Our projects are based at The Royal Brisbane & Women’s Hospital, The Wesley Hospital, The University of Queensland, and multiple national and international sites (hyperlinked to lab members). Our projects are funded by the National Health and Medical Research Council, the Motor Neurone Disease Research Institute of Australia, the Royal Brisbane & Women’s Hospital Foundation, Wesley Medical Research, The MND and Me Foundation, and The University of Queensland.
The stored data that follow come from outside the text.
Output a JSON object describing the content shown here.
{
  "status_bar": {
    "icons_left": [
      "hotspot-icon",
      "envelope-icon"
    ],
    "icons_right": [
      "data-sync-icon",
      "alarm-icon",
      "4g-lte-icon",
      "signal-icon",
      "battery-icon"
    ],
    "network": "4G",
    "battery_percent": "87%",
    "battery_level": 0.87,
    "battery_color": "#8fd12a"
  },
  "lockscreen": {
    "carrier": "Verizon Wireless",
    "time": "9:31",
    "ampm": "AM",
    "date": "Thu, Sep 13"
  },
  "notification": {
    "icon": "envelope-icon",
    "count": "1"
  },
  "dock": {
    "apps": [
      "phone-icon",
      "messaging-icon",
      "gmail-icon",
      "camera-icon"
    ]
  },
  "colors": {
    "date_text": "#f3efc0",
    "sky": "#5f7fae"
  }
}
Given that no two MND patients are the same, the projects within our MEND research program are focussed towards gaining insights that will form the basis upon which we can develop metabolically-directed therapeutic strategies that are personalised to match the precise metabolic needs of individual MND patients.

Our projects are built on a diverse, collaborative and strong translational, transdisciplinary, and multidisciplinary research foundation. MEND spans the disciplines of neurology, neuroscience, pharmacology, endocrinology and metabolism, physiology, healthy ageing, genetics, and stem cell biology. If you are an enthusiastic, passionate, driven, and talented individual who is interested in joining our research program, please contact Shyuan.

Metabolic dynamics in human MND

There is increasing evidence to suggest that metabolic imbalance contributes to earlier death in MND. We are currently conducting a multi-centre study that assesses the energy needs of people living with MND.

Projects in this arm of our research program investigate whether an imbalance between energy use at rest, the energy cost associated with eating, digesting and absorbing energy from food, and the energy used during physical activity in MND patients can affect the rate of disease progression. Knowledge gained from these studies will allow us to identify novel targets that we can modify to help the body to sustain optimal energy needs throughout the course of disease. In the long-term, this will help us to develop rational strategies to improve energy balance in MND, which will ultimately improve prognosis for MND patients.

Metabolism and skeletal muscle pathology in MND

Our studies into energy needs in MND show that people living with MND use more energy than expected (this is commonly called “hypermetabolism”). We have also generated data to show that hypermetabolism in MND patients may be associated with increased energy needs in skeletal muscle, which itself is already energy demanding.

Using mouse models of MND, and biopsies of skeletal muscle from MND patients and non-MND control subjects, we are conducting the first studies that correlate the energy needs in skeletal muscle with the systemic energy needs of MND mice and each individual human participant. The mechanistic insights gained from these projects will allow us to determine whether metabolically directed treatment strategies should target skeletal muscle to improve muscle pathology, metabolic balance and prognosis in MND.

Developing models to understand and treat MND using induced pluripotent stem cells (iPSCs)

Neurones are particularly active cells that continuously send signals around the body; this large workload places a considerable metabolic load on the neurones. If the energy demands of the neurones are not met, they will ultimately falter, and die.

In this project, we are developing iPSC-derived neurones from MND and non-MND subjects to assess neuronal bioenergetics. Insights gained from these iPSC-derived neurones will allow us to determine the impact of neuronal bioenergetics on disease pathogenesis. Using these iPSC-derived neurones, we aim to develop a high-throughput platform that will allow us to screen potential therapeutic candidates in MND, with the view to prevent neuronal death and thus, halt or slow disease progression in MND.